I’m also anticipating a Christmas weekend that is not by my design. Divorce kinda wrecks the whole notion of an ideal Christmas. After travelling over 3000 miles to be with our loved ones, we will essentially be stranded on Christmas day with the one person we see everyday (love you, honey). We can’t travel any further until we have K. K must be with the other family in the equation at a particular time on Christmas day (let’s just say all of it). They must celebrate Christmas day with immediate family (we’re told these are the people that currently live in their house) and then extended family (the people who live an hour away from them). Okay, so that’s cool. Peace on earth, good will towards the ex. We get so hung up on the date on the calendar don’t we? Jesus was probably born in September anyway. Dick and I can catch up on football and find a Christmas movie marathon to pass the day. We’ll see most of our extended family (’cause no one lives with us) during the week after Christmas and it will be fine. I just wish we didn’t have this annual drama that leaves us feeling as if we’re being punished.

Having recently experienced the wonder of the Christmas markets (chronicled in my last post), I’m feeling sad that someone would choose to kill and terrorize people enjoying the market in Berlin. We were aware that the markets were a potential target for terrorist acts and police presence was evident at every market we visited. We didn’t let that keep us away, because we choose not to live cloistered in fear. I agree that we have to continue to live our lives (with wisdom and caution) in defiance of terror.

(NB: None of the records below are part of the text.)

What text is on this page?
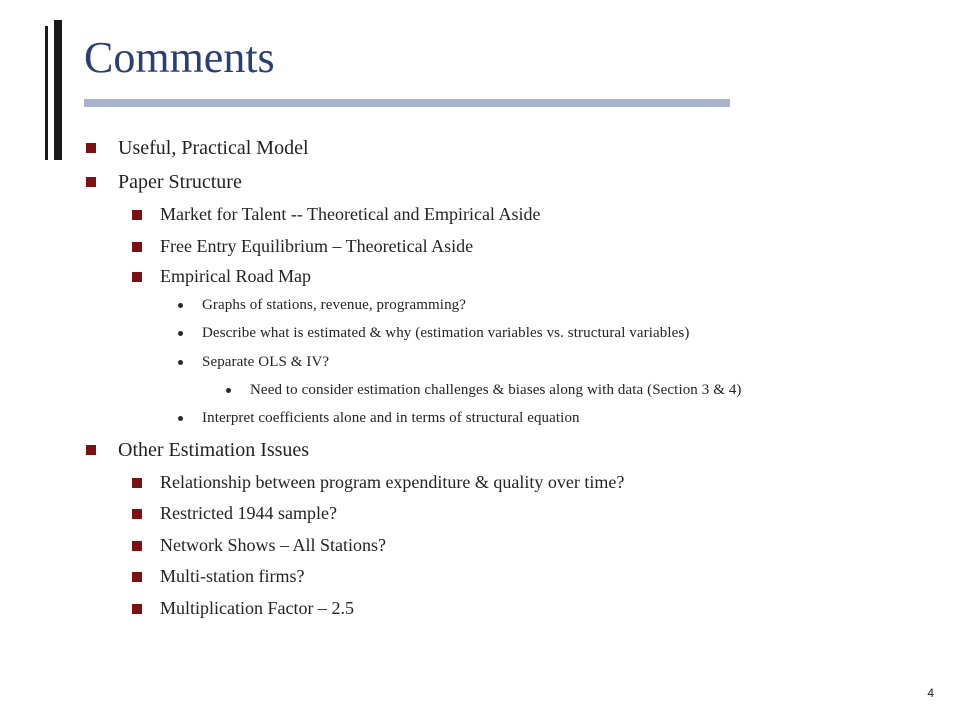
Comments
Useful, Practical Model
Paper Structure
Market for Talent -- Theoretical and Empirical Aside
Free Entry Equilibrium – Theoretical Aside
Empirical Road Map
Graphs of stations, revenue, programming?
Describe what is estimated & why (estimation variables vs. structural variables)
Separate OLS & IV?
Need to consider estimation challenges & biases along with data (Section 3 & 4)
Interpret coefficients alone and in terms of structural equation
Other Estimation Issues
Relationship between program expenditure & quality over time?
Restricted 1944 sample?
Network Shows – All Stations?
Multi-station firms?
Multiplication Factor – 2.5
4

Today is the shortest day of the year, which amounts to exactly 8 hours of daylight — 8:30-4:30 — in South Limburg. I see the dawn of the sunrise and the remnants of the sunset everyday on my commute to/from work. I still bike to work most days as long as it’s above 32F and dry. This past Monday morning, I biked in dense fog. I was a little nervous on the main road, but it was fun being enveloped in fog on the bike path. I haven’t minded the darkness so much, but it will be nice to eventually see more daylight.

 A few other things I’m missing and looking forward to : snow, eavesdropping on English conversations, the ocean, pepperoni pizza and eggnog. Two more days!